Step 1

Green theorem (Outward flux):

\(\displaystyle\oint_{{C}}{F}.{n}{d}{s}=\int\int_{{R}}{\left(\frac{{\partial{M}}}{{\partial{x}}}+\frac{{\partial{N}}}{{\partial{y}}}\right)}{d}{x}{\left.{d}{y}\right.}\)

Green's theorem (circulation form):

\(\displaystyle\oint_{{C}}{F}.{d}{r}=\int\int_{{R}}{\left(\frac{{\partial{N}}}{{\partial{x}}}-\frac{{\partial{M}}}{{\partial{y}}}\right)}{d}{x}{\left.{d}{y}\right.}\)

Step 2

Given that,

\(F=(x−y)i+(y−x)j\)

Step 3

Evaluate

Outward flux:

\(\displaystyle\oint_{{C}}{F}.{n}{d}{s}=\int\int_{{R}}{\left(\frac{{\partial{M}}}{{\partial{x}}}+\frac{{\partial{N}}}{{\partial{y}}}\right)}{d}{x}{\left.{d}{y}\right.}\)

\(\displaystyle={\int_{{0}}^{{1}}}{\int_{{0}}^{{1}}}{\left(\frac{\partial}{{\partial{x}}}{\left({x}-{y}\right)}+\frac{\partial}{{\partial{y}}}{\left({y}-{x}\right)}\right)}{d}{x}{\left.{d}{y}\right.}\)

\(\displaystyle={\int_{{0}}^{{1}}}{\int_{{0}}^{{1}}}{\left({1}+{1}\right)}{d}{x}{\left.{d}{y}\right.}\)

\(\displaystyle={2}{\int_{{0}}^{{1}}}{\left.{d}{x}\right.}{\int_{{0}}^{{1}}}{\left.{d}{y}\right.}\)

\(\displaystyle={2}{{\left({x}\right)}_{{0}}^{{1}}}{{\left({y}\right)}_{{0}}^{{1}}}\)

\(=2\)

Hence outward flux is 2.

Step 4

Evaluate

Counterclockwise Circulation:

\(\displaystyle\oint_{{C}}{F}.{d}{r}=\int\int_{{R}}{\left(\frac{{\partial{N}}}{{\partial{x}}}-\frac{{\partial{M}}}{{\partial{y}}}\right)}{d}{x}{\left.{d}{y}\right.}\)

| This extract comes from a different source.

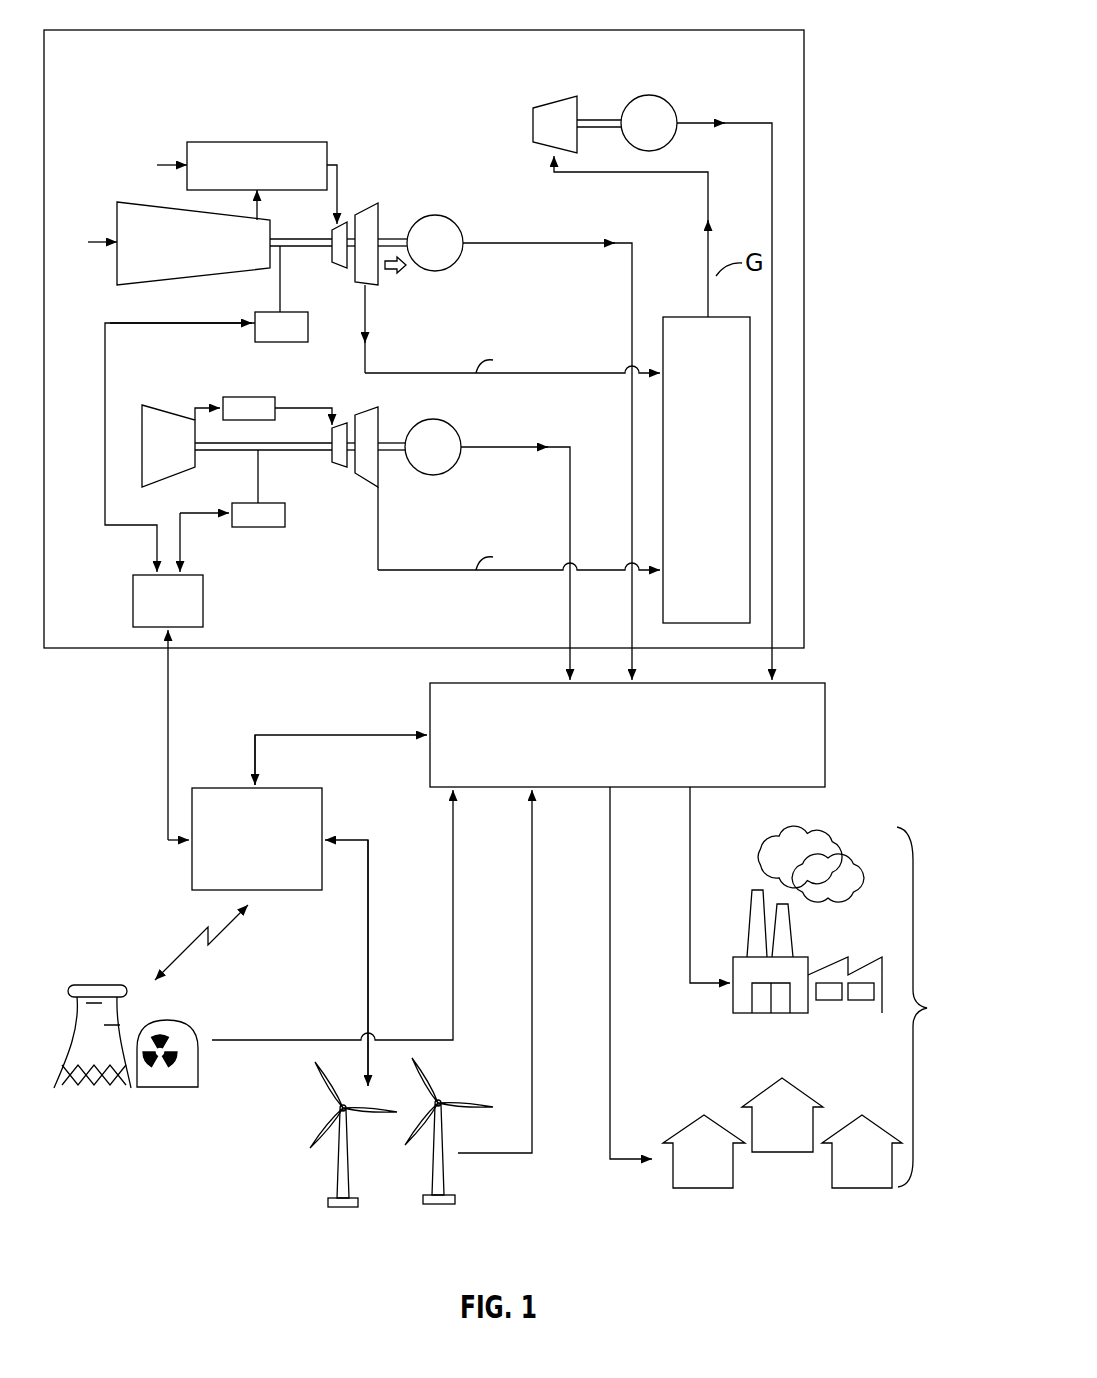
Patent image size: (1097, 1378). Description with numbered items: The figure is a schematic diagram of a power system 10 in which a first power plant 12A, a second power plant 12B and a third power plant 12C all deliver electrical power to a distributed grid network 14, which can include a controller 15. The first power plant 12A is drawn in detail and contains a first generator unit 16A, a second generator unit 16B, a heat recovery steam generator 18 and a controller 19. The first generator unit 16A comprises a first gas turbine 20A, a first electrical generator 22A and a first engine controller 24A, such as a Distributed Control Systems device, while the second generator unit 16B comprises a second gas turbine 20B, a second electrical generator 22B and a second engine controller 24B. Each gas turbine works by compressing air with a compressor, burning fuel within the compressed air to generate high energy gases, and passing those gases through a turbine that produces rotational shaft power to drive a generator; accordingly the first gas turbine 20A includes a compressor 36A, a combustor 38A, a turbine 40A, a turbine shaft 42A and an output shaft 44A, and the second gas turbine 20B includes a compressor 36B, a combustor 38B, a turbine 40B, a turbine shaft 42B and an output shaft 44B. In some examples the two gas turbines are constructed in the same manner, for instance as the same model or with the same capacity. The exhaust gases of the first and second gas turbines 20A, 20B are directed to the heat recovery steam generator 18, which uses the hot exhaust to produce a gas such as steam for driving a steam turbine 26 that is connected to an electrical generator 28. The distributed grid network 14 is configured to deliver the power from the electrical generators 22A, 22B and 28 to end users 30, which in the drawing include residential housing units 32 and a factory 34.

\(\displaystyle={\int_{{0}}^{{1}}}{\int_{{0}}^{{1}}}{\left(\frac{\partial}{{\partial{x}}}{\left({y}-{x}\right)}-\frac{\partial}{{\partial{y}}}{\left({x}-{y}\right)}\right)}{d}{x}{\left.{d}{y}\right.}\)

\(\displaystyle={\int_{{0}}^{{1}}}{\int_{{0}}^{{1}}}{\left(-{1}+{1}\right)}{d}{x}{\left.{d}{y}\right.}\)

\(=0\)

Hence Counterclockwise Circulation: is 0.